Original article

Scand J Work Environ Health 1999;25(1):33-38    pdf

doi:10.5271/sjweh.380

Exposure of farmers to phosmet, a swine insecticide

by Stewart PA, Fears T, Kross B, Ogilvie L, Blair A

Objectives The goal of this study was to measure dermal and inhalation exposures to phosmet during application to animals and to identify what determinants of exposure influence the exposure levels.

Methods Ten farmers were monitored using dermal patches, gloves, and air sampling media during normal activities of applying phosmet to pigs for insect control. Exposures were measured on the clothing (outer), under the clothing (inner), on the hands, and in the air. Possible exposure determinants were identified, and a questionnaire on work practices was administered.

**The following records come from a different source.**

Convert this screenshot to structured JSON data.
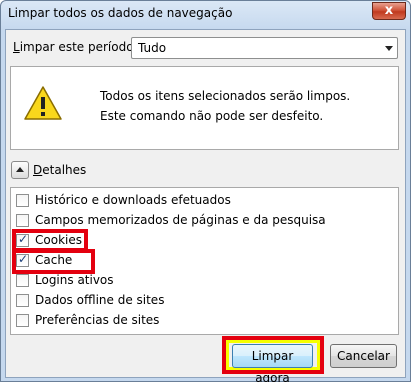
{
  "window": {
    "title": "Limpar todos os dados de navegação",
    "close_label": "x"
  },
  "period": {
    "label_pre": "L",
    "label_rest": "impar este período:",
    "value": "Tudo"
  },
  "warning": {
    "line1": "Todos os itens selecionados serão limpos.",
    "line2": "Este comando não pode ser desfeito."
  },
  "details": {
    "label_pre": "D",
    "label_rest": "etalhes"
  },
  "items": [
    {
      "label": "Histórico e downloads efetuados",
      "checked": false
    },
    {
      "label": "Campos memorizados de páginas e da pesquisa",
      "checked": false
    },
    {
      "label": "Cookies",
      "checked": true
    },
    {
      "label": "Cache",
      "checked": true
    },
    {
      "label": "Logins ativos",
      "checked": false
    },
    {
      "label": "Dados offline de sites",
      "checked": false
    },
    {
      "label": "Preferências de sites",
      "checked": false
    }
  ],
  "buttons": {
    "clear_now": "Limpar agora",
    "cancel": "Cancelar"
  },
  "colors": {
    "highlight_red": "#e4000f",
    "highlight_yellow": "#f6ff00"
  }
}
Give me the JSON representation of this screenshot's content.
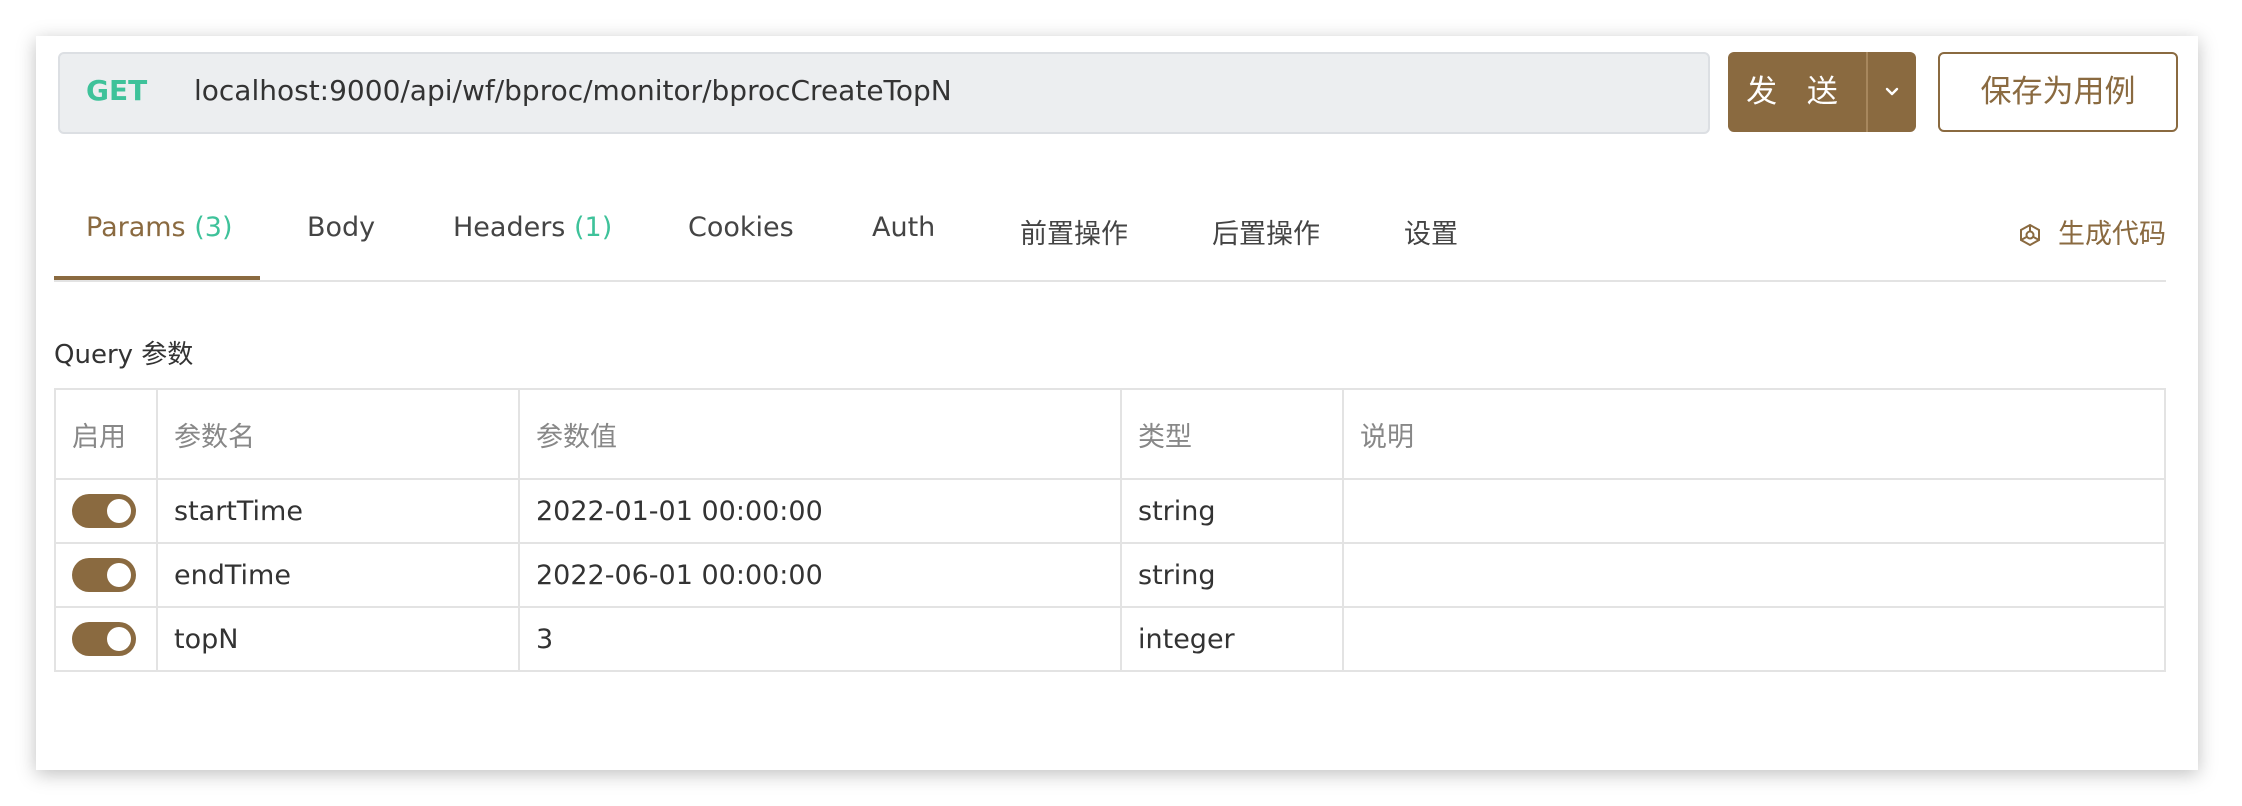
{
  "request": {
    "method": "GET",
    "url": "localhost:9000/api/wf/bproc/monitor/bprocCreateTopN"
  },
  "actions": {
    "send_label": "发 送",
    "save_label": "保存为用例"
  },
  "tabs": [
    {
      "label": "Params",
      "count": "(3)",
      "active": true
    },
    {
      "label": "Body"
    },
    {
      "label": "Headers",
      "count": "(1)"
    },
    {
      "label": "Cookies"
    },
    {
      "label": "Auth"
    },
    {
      "label": "前置操作"
    },
    {
      "label": "后置操作"
    },
    {
      "label": "设置"
    }
  ],
  "generate_code": {
    "label": "生成代码",
    "icon": "gear-cube-icon"
  },
  "query_section": {
    "title": "Query 参数"
  },
  "table": {
    "headers": [
      "启用",
      "参数名",
      "参数值",
      "类型",
      "说明"
    ],
    "rows": [
      {
        "enabled": true,
        "name": "startTime",
        "value": "2022-01-01 00:00:00",
        "type": "string",
        "description": ""
      },
      {
        "enabled": true,
        "name": "endTime",
        "value": "2022-06-01 00:00:00",
        "type": "string",
        "description": ""
      },
      {
        "enabled": true,
        "name": "topN",
        "value": "3",
        "type": "integer",
        "description": ""
      }
    ]
  },
  "colors": {
    "accent": "#8a6a40",
    "method_green": "#3ec29a"
  }
}
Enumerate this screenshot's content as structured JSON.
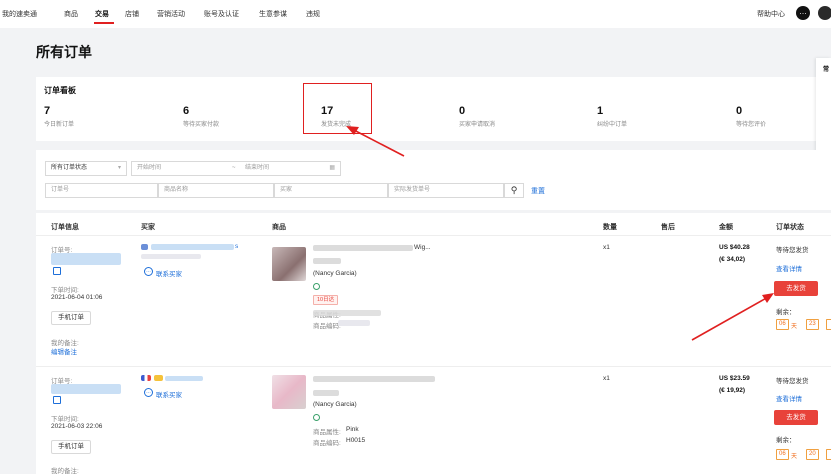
{
  "topnav": {
    "items": [
      "我的速卖通",
      "商品",
      "交易",
      "店铺",
      "营销活动",
      "账号及认证",
      "生意参谋",
      "违规"
    ],
    "help": "帮助中心"
  },
  "page": {
    "title": "所有订单"
  },
  "board": {
    "title": "订单看板",
    "stats": [
      {
        "num": "7",
        "label": "今日新订单"
      },
      {
        "num": "6",
        "label": "等待买家付款"
      },
      {
        "num": "17",
        "label": "发货未完成"
      },
      {
        "num": "0",
        "label": "买家申请取消"
      },
      {
        "num": "1",
        "label": "纠纷中订单"
      },
      {
        "num": "0",
        "label": "等待您评价"
      }
    ]
  },
  "side_panel": {
    "label": "常"
  },
  "filters": {
    "status": "所有订单状态",
    "start_time": "开始时间",
    "separator": "~",
    "end_time": "结束时间",
    "order_no": "订单号",
    "product_name": "商品名称",
    "buyer": "买家",
    "tracking_no": "实际发货单号",
    "search_icon": "search-icon",
    "reset": "重置"
  },
  "table": {
    "headers": [
      "订单信息",
      "买家",
      "商品",
      "数量",
      "售后",
      "金额",
      "订单状态"
    ]
  },
  "orders": [
    {
      "order_no_label": "订单号:",
      "order_time_label": "下单时间:",
      "order_time": "2021-06-04 01:06",
      "source_tag": "手机订单",
      "note_label": "我的备注:",
      "edit_note": "编辑备注",
      "buyer_suffix": "s",
      "contact": "联系买家",
      "product_title_suffix": "Wig...",
      "product_buyer": "(Nancy Garcia)",
      "deadline_tag": "10日达",
      "attr_label": "商品属性:",
      "sku_label": "商品编码:",
      "qty": "x1",
      "amount": "US $40.28",
      "amount_local": "(€ 34,02)",
      "status": "等待您发货",
      "view_detail": "查看详情",
      "ship_button": "去发货",
      "remaining_label": "剩余：",
      "remaining_days": "06",
      "day_unit": "天",
      "remaining_hours": "23"
    },
    {
      "order_no_label": "订单号:",
      "order_time_label": "下单时间:",
      "order_time": "2021-06-03 22:06",
      "source_tag": "手机订单",
      "note_label": "我的备注:",
      "contact": "联系买家",
      "product_buyer": "(Nancy Garcia)",
      "attr_label": "商品属性:",
      "attr_value": "Pink",
      "sku_label": "商品编码:",
      "sku_value": "H0015",
      "qty": "x1",
      "amount": "US $23.59",
      "amount_local": "(€ 19,92)",
      "status": "等待您发货",
      "view_detail": "查看详情",
      "ship_button": "去发货",
      "remaining_label": "剩余：",
      "remaining_days": "06",
      "day_unit": "天",
      "remaining_hours": "20"
    }
  ],
  "colors": {
    "accent": "#e02020",
    "link": "#1e6fd9",
    "ship_button": "#e8423a",
    "countdown": "#f07020"
  }
}
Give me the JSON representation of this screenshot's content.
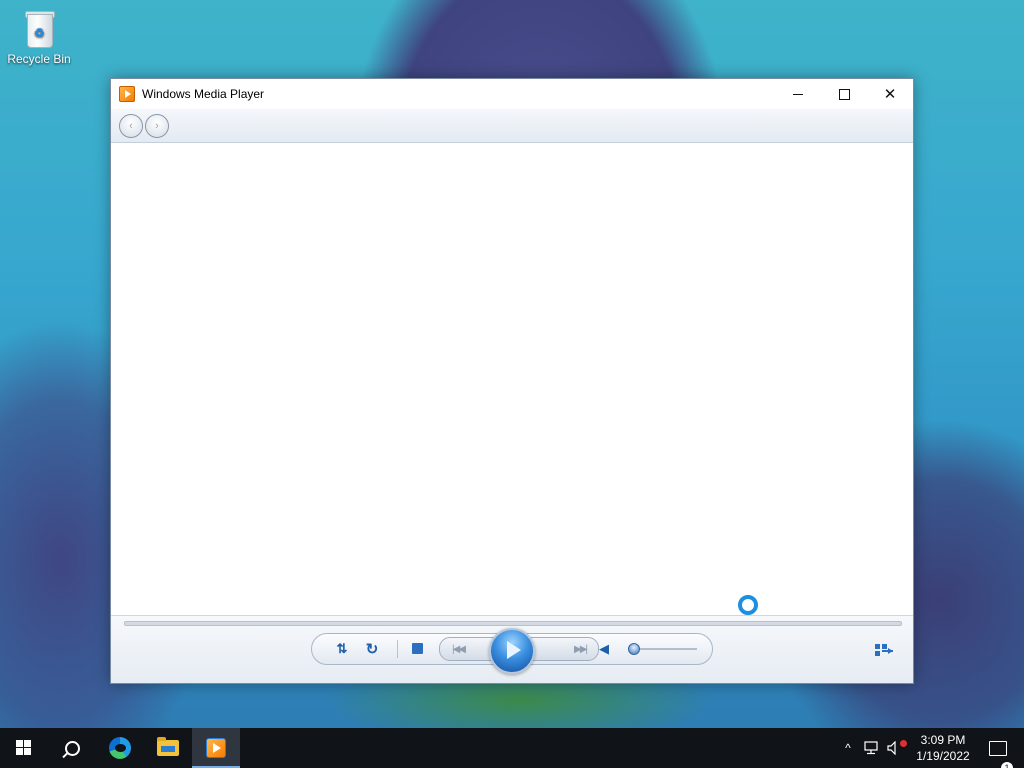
{
  "desktop": {
    "icons": [
      {
        "label": "Recycle Bin",
        "icon": "recycle-bin-icon"
      }
    ]
  },
  "window": {
    "title": "Windows Media Player",
    "app_icon": "windows-media-player-icon",
    "controls": {
      "minimize": "minimize",
      "maximize": "maximize",
      "close": "✕"
    }
  },
  "navbar": {
    "back": "‹",
    "forward": "›"
  },
  "player": {
    "shuffle_glyph": "⇅",
    "repeat_glyph": "↻",
    "prev_glyph": "|◀◀",
    "next_glyph": "▶▶|",
    "mute_glyph": "◀",
    "volume_level": 0.05,
    "seek_progress": 0
  },
  "taskbar": {
    "apps": [
      {
        "name": "start",
        "icon": "windows-logo-icon"
      },
      {
        "name": "search",
        "icon": "search-icon"
      },
      {
        "name": "edge",
        "icon": "edge-browser-icon"
      },
      {
        "name": "file-explorer",
        "icon": "folder-icon"
      },
      {
        "name": "windows-media-player",
        "icon": "windows-media-player-icon",
        "active": true
      }
    ],
    "tray": {
      "chevron": "^",
      "time": "3:09 PM",
      "date": "1/19/2022",
      "notification_count": "1"
    }
  },
  "colors": {
    "accent": "#2c6fc0",
    "taskbar": "#101418",
    "active_indicator": "#78aee6"
  }
}
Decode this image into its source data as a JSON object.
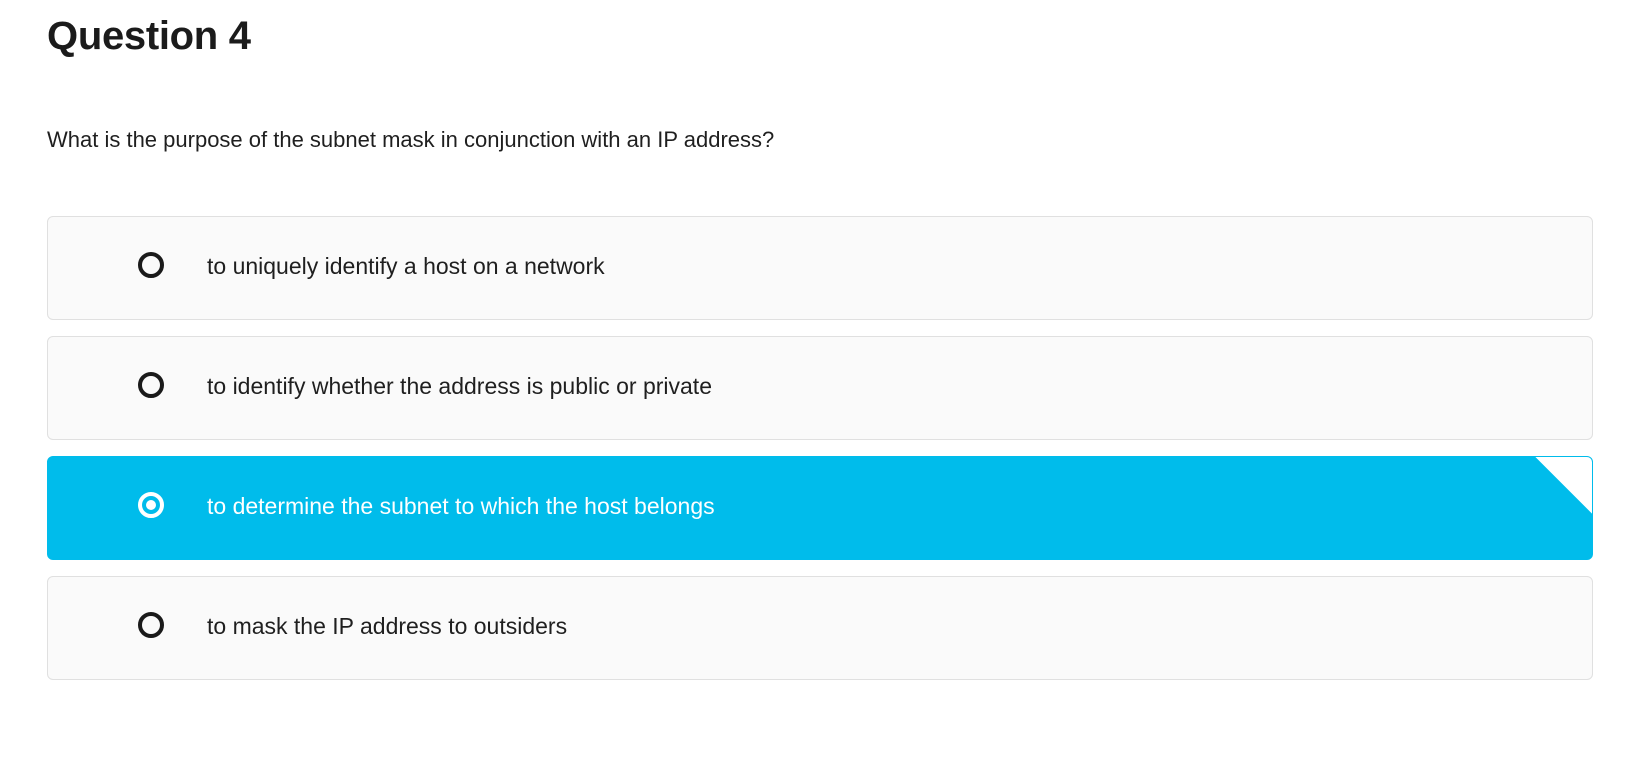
{
  "question": {
    "title": "Question 4",
    "text": "What is the purpose of the subnet mask in conjunction with an IP address?"
  },
  "options": [
    {
      "label": "to uniquely identify a host on a network",
      "selected": false
    },
    {
      "label": "to identify whether the address is public or private",
      "selected": false
    },
    {
      "label": "to determine the subnet to which the host belongs",
      "selected": true
    },
    {
      "label": "to mask the IP address to outsiders",
      "selected": false
    }
  ],
  "colors": {
    "selected_background": "#00bceb",
    "option_background": "#fafafa",
    "option_border": "#e0e0e0",
    "text": "#1f1f1f"
  },
  "icons": {
    "radio_unselected": "radio-unselected-icon",
    "radio_selected": "radio-selected-icon",
    "selected_corner": "corner-fold-icon"
  }
}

Results The geometric mean of the outer exposure measurements was 79 mg/h, whereas the geometric mean of the inner exposure measurements was 6 mg/h. The geometric mean for hand exposure was 534 mg/h, and the mean air concentration was 0.2 mg/m3. Glove use was associated with the hand and total dermal exposure levels, but no other determinant was associated with any of the exposure measures. The average penetration through the clothing was 54%, which dropped to 8% when the farmers wearing short sleeves were excluded. The farmers reported an average of 40 hours a year performing insecticide-related tasks.

Conclusion Farmers who applied phosmet to animals had measurable exposures, but the levels were lower than what has been seen in other pesticide applications. Inhalation exposures were insignificant when compared with dermal exposures, which came primarily from the hands. Clothing, particularly gloves, provided substantial protection from exposures. No other exposure determinant was identified.